According to Dean of Students Ana Campos, budgets for student activities and retreats have been reduced. Additionally, any in-person events must adhere to the University of Chicago’s guidelines for travel and large gatherings.
“There are so many logistics that go into bringing people to campus,” Ms. Campos said. “One of the university guidelines limits the number of students on campus to 75 at any one time across all three schools.”
To maintain social distancing requirements, events like club shopping will operate virtually, according to Ms. Campos. Club leaders have made short videos advertising their club, and these videos are available for students to view during the club shopping period. A Google form will be available for students to sign up for clubs they are interested in.
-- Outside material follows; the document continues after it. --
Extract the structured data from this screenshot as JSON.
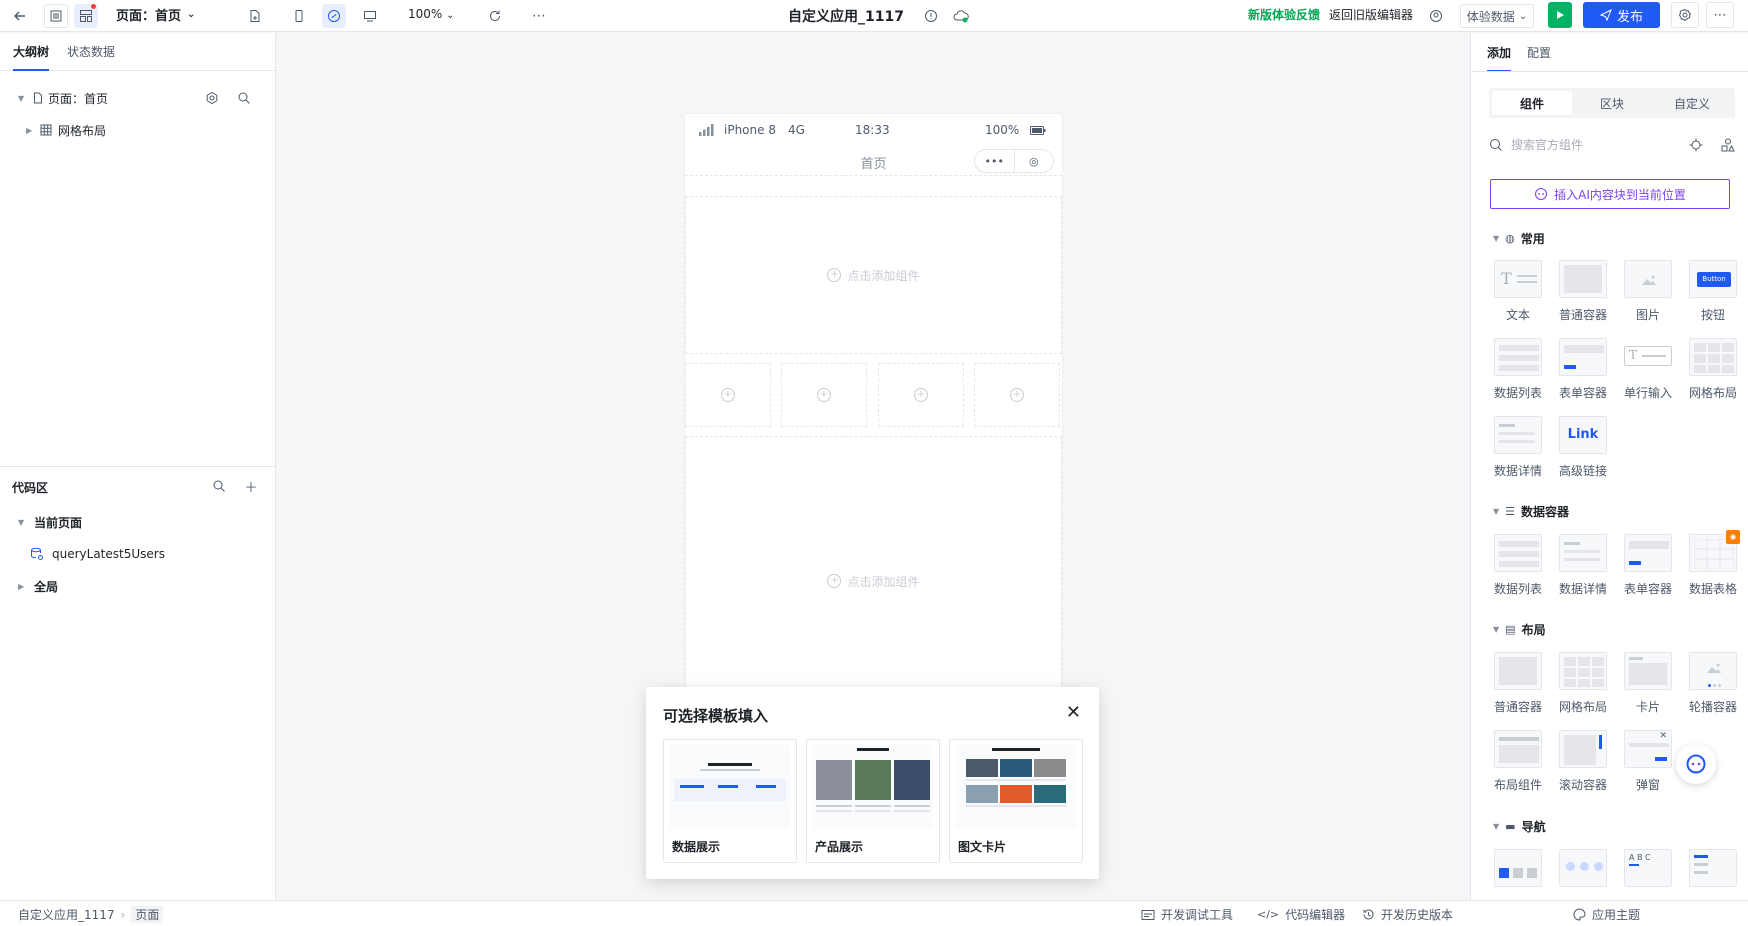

Ms. Campos emphasized that part of the experience of school is students making connections and forming valuable relationships outside of the classroom.
“I think clubs are critically important, so I really hope that we’ll have a lot of students who will join clubs this year and that [clubs] will find ways to still help their members to feel connected to each other,” Ms. Campos said.
Ms. Campos said club leaders will also have the ability to plan and host virtual events, and she hopes that clubs will start to get creative in the ways they adjust to online meetings.
Assemblies will occur Wednesdays from 11 a.m. to noon. Assembly is listed as a class in PowerSchool, a change that allows teachers and the administration to post information to the assembly Schoology page and to take attendance.
“There are so many subjects we talk about in those assemblies that really touch on the social and emotional lives of kids,” Ms. Campos said, emphasizing the importance of attendance. “So, if we are going to say that we need to do that work in our school, then we need to value it.”
Grade retreats, another important part of the school experience, have also been affected.
Ninth grade retreat took place in part online during the first two days of school, Sept. 8 and 9, and it continues in person at school Sept. 16. Half the grade will come to campus in the morning and the other half in afternoon, all while adhering to the university safety guidelines.
Ms. Campos said other grade retreats are still in question. According to Ms. Campos, sending students out to communities to do service for sophomore retreat is not a safe option. The junior retreat canceled last spring for the Class of 2021 is unlikely to be rescheduled. The Michigan-based facilitators are restricted from traveling due to concerns about coronavirus.
“At the moment, I’m holding on to hope that we can still somehow offer retreat replacements for the 10th, 11th and 12th grade this year like we are trying to do for the ninth grade,” Ms. Campos said. “They will likely not look the same, which is heartbreaking to say.”